Malgré tout, le cœur battant de Séville tourne autour de la célèbre Giralda, haute de 98m. On accède au beffroi par une rampe inclinée. La vue sur le quartier de Santa-Cruz et l’agglomération sévillane (700,000 Habitants) vaut bien alors l’effort ! Au pied, la cathédrale présente un intérieur original, mais totalement sublime. On notera en particulier le cénotaphe dédié à Christophe Colomb. Situé à deux pas du sanctuaire, l’autre monument à ne pas manquer est l’Alcazar, un palais fortifié, merveille de l’art mauresque, comparable à l’Alhambra de Grenade. Si la cour des Demoiselles en est un lieu emblématique, on ne peut cesser d’admirer le travail apporté aux murs et aux plafonds, joyaux de cet art arabe de la fin du Moyen Âge. Les jardins n’en sont pas moins idylliques et enchanteurs. Les palmiers servent souvent de nids à une colonie criarde de perroquets !

La richesse de la ville est reconnue par l’Unesco depuis 1987 et Séville a choisie pour l’exposition universelle de 1992. Ville d’art, elle a vu séjourner un grand nombre d’artistes et d’écrivains.

 

Le rayonnement des arts

Séville a été la patrie d’intellectuels et d’artistes de tous genres. Pendant la période musulmane d’al-Andalus, on trouve tout d’abord Abu Bakr ibn al-Arabi (468-543), célèbre juge malikite ; puis Ibn Zuhr Avenzoar (1074-1162), médecin, disciple d’Averroès. 

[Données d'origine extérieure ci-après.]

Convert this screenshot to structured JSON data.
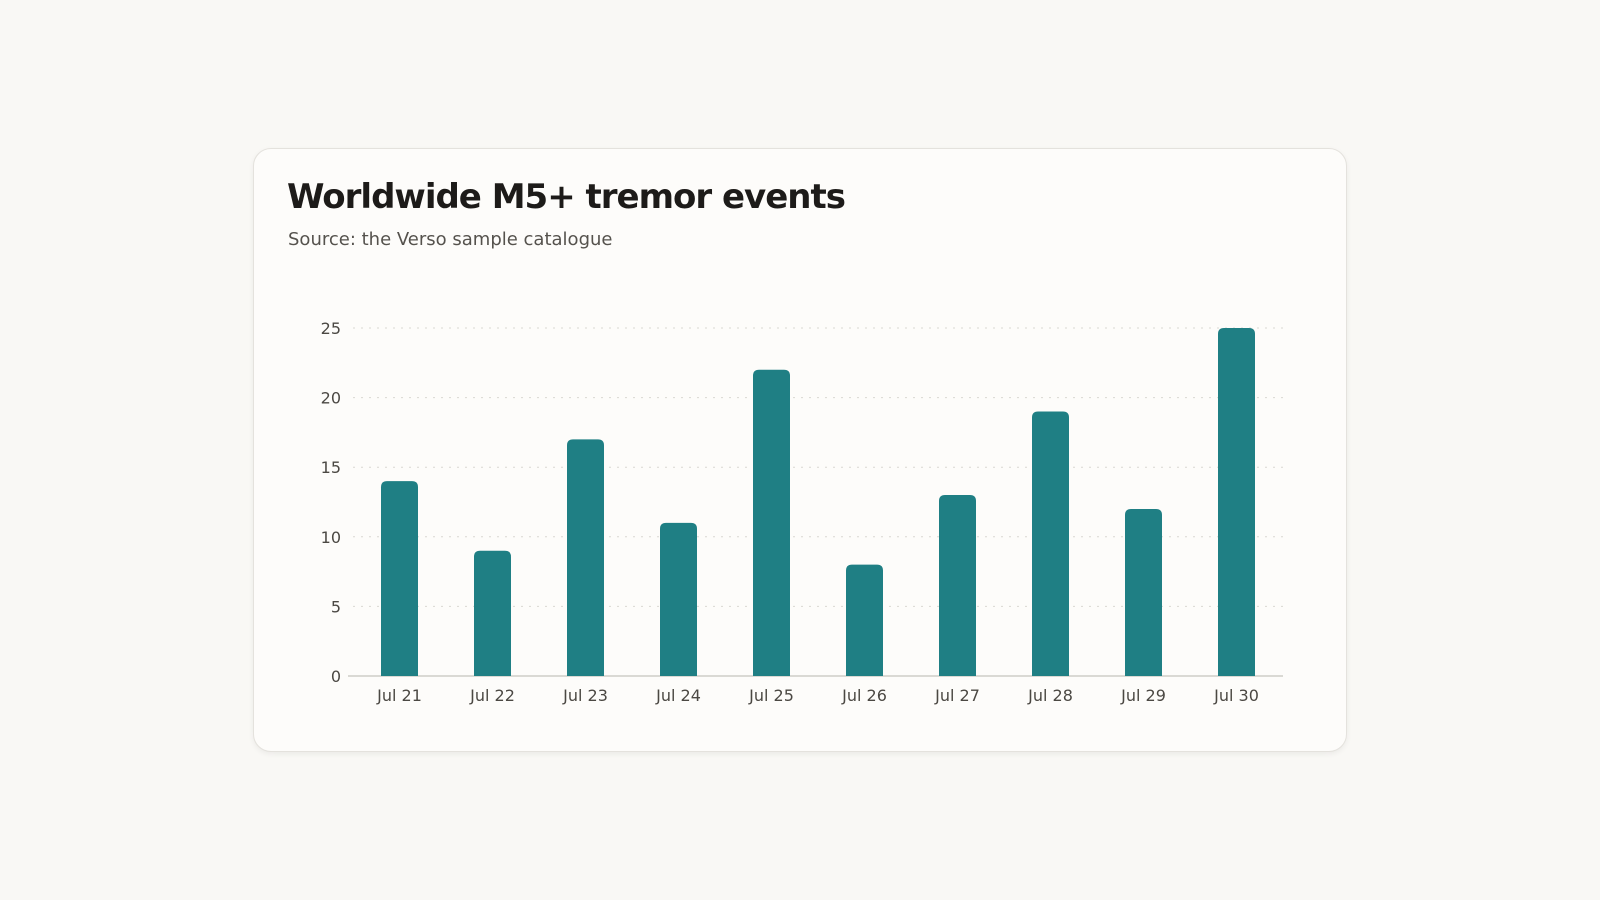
{
  "chart_data": {
    "type": "bar",
    "title": "Worldwide M5+ tremor events",
    "subtitle": "Source: the Verso sample catalogue",
    "xlabel": "",
    "ylabel": "",
    "categories": [
      "Jul 21",
      "Jul 22",
      "Jul 23",
      "Jul 24",
      "Jul 25",
      "Jul 26",
      "Jul 27",
      "Jul 28",
      "Jul 29",
      "Jul 30"
    ],
    "values": [
      14,
      9,
      17,
      11,
      22,
      8,
      13,
      19,
      12,
      25
    ],
    "ylim": [
      0,
      25
    ],
    "yticks": [
      0,
      5,
      10,
      15,
      20,
      25
    ],
    "grid": true,
    "legend": "none",
    "colors": {
      "bar": "#1f7f84",
      "grid": "#d9d7d2",
      "axis": "#cfcdc8"
    }
  }
}
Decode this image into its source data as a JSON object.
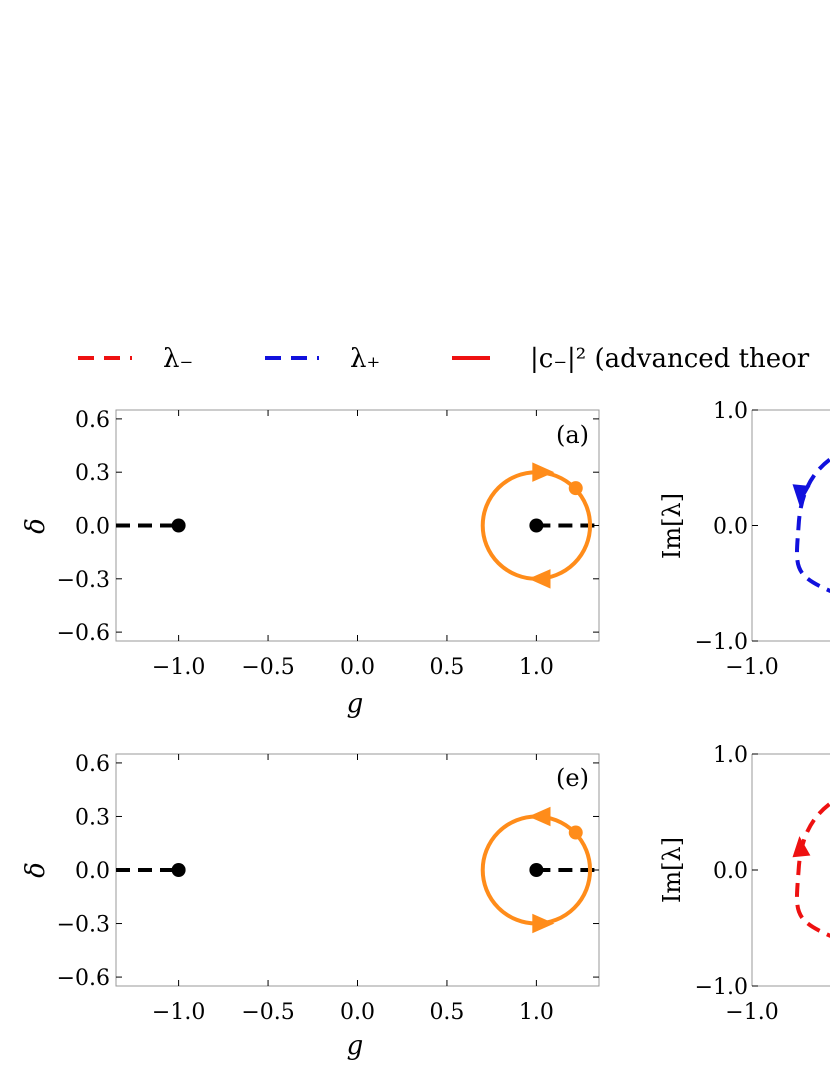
{
  "legend": [
    {
      "label": "λ₋",
      "color": "#ee1111",
      "style": "dashed"
    },
    {
      "label": "λ₊",
      "color": "#1111dd",
      "style": "dashed"
    },
    {
      "label": "|c₋|² (advanced theor",
      "color": "#ee1111",
      "style": "solid"
    }
  ],
  "colors": {
    "loop": "#ff8c1a",
    "ep_line": "#000000",
    "endpoint_marker": "#ee1111",
    "lambda_minus": "#ee1111",
    "lambda_plus": "#1111dd"
  },
  "chart_data": [
    {
      "id": "a",
      "type": "line",
      "panel_label": "(a)",
      "xlabel": "g",
      "ylabel": "δ",
      "xlim": [
        -1.35,
        1.35
      ],
      "ylim": [
        -0.65,
        0.65
      ],
      "xticks": [
        -1.0,
        -0.5,
        0.0,
        0.5,
        1.0
      ],
      "xtick_labels": [
        "−1.0",
        "−0.5",
        "0.0",
        "0.5",
        "1.0"
      ],
      "yticks": [
        0.6,
        0.3,
        0.0,
        -0.3,
        -0.6
      ],
      "ytick_labels": [
        "0.6",
        "0.3",
        "0.0",
        "−0.3",
        "−0.6"
      ],
      "exceptional_points": [
        {
          "g": -1.0,
          "delta": 0.0
        },
        {
          "g": 1.0,
          "delta": 0.0
        }
      ],
      "branch_cuts": [
        {
          "from": -1.35,
          "to": -1.0
        },
        {
          "from": 1.0,
          "to": 1.35
        }
      ],
      "loop": {
        "center": [
          1.0,
          0.0
        ],
        "radius_g": 0.3,
        "radius_delta": 0.3,
        "start_point": [
          1.22,
          0.21
        ],
        "direction": "clockwise"
      }
    },
    {
      "id": "b",
      "type": "line",
      "xlabel": "",
      "ylabel": "Im[λ]",
      "xlim": [
        -1.0,
        1.0
      ],
      "ylim": [
        -1.0,
        1.0
      ],
      "xtick_labels": [
        "−1.0"
      ],
      "yticks": [
        1.0,
        0.0,
        -1.0
      ],
      "ytick_labels": [
        "1.0",
        "0.0",
        "−1.0"
      ],
      "series": [
        {
          "name": "λ₊",
          "color": "#1111dd",
          "start": [
            -0.42,
            -0.74
          ],
          "through": [
            -0.79,
            0.0
          ],
          "end": [
            -0.42,
            0.79
          ],
          "direction": "upward-to-downward arrow near top-left"
        }
      ]
    },
    {
      "id": "e",
      "type": "line",
      "panel_label": "(e)",
      "xlabel": "g",
      "ylabel": "δ",
      "xlim": [
        -1.35,
        1.35
      ],
      "ylim": [
        -0.65,
        0.65
      ],
      "xticks": [
        -1.0,
        -0.5,
        0.0,
        0.5,
        1.0
      ],
      "xtick_labels": [
        "−1.0",
        "−0.5",
        "0.0",
        "0.5",
        "1.0"
      ],
      "yticks": [
        0.6,
        0.3,
        0.0,
        -0.3,
        -0.6
      ],
      "ytick_labels": [
        "0.6",
        "0.3",
        "0.0",
        "−0.3",
        "−0.6"
      ],
      "exceptional_points": [
        {
          "g": -1.0,
          "delta": 0.0
        },
        {
          "g": 1.0,
          "delta": 0.0
        }
      ],
      "branch_cuts": [
        {
          "from": -1.35,
          "to": -1.0
        },
        {
          "from": 1.0,
          "to": 1.35
        }
      ],
      "loop": {
        "center": [
          1.0,
          0.0
        ],
        "radius_g": 0.3,
        "radius_delta": 0.3,
        "start_point": [
          1.22,
          0.21
        ],
        "direction": "counterclockwise"
      }
    },
    {
      "id": "f",
      "type": "line",
      "xlabel": "",
      "ylabel": "Im[λ]",
      "xlim": [
        -1.0,
        1.0
      ],
      "ylim": [
        -1.0,
        1.0
      ],
      "xtick_labels": [
        "−1.0"
      ],
      "yticks": [
        1.0,
        0.0,
        -1.0
      ],
      "ytick_labels": [
        "1.0",
        "0.0",
        "−1.0"
      ],
      "series": [
        {
          "name": "λ₋",
          "color": "#ee1111",
          "start": [
            -0.42,
            -0.74
          ],
          "through": [
            -0.79,
            0.0
          ],
          "end": [
            -0.42,
            0.79
          ],
          "direction": "upward"
        }
      ]
    }
  ]
}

La poésie espagnole lui est contribuable de deux poètes natifs de Séville : Antonio Machado (1875-1939), mort à Collioure, et surtout Vicente Aleixandre (1898-1984), lauréat du Prix Nobel de Littérature en 1977.

Plusieurs grands peintres espagnols sont sévillans. Il y a eu d’abord Herrera el Viejo [l’Ancien] (1576-1656) et Herrera el Mozo [le Jeune] (1627-1685), mais surtout Diego Velazquez (1599-1660) et Bartolomé Esteban Murillo (1617-1682). 

Le musée des Beaux-Arts de Séville possède des toiles de Murillo et de Velazquez, ainsi que José de Ribera et du Gréco.

Séville est de toute évidence un lieu favorable à une découverte pédestre. Arpenter les ruelles de Santa-Cruz, c’est partir à la découverte de l’insolite, de l’inattendu. Une porte ouverte, sur une façade en apparence banale, permet d’entrevoir un joli patio, puits de lumière enchanteur empreint d’atmosphère arabo-andalouse. En levant les yeux, on aperçoit parfois un balcon à consoles ou en encorbellement, voire un moucharabieh ouvragé rappelant l’Afrique du Nord. Alors, le soir venu, il est temps de s’asseoir à la terrasse d’un café pour savourer des tapas avec un verre de sangria, sur un fond de guitare andalouse.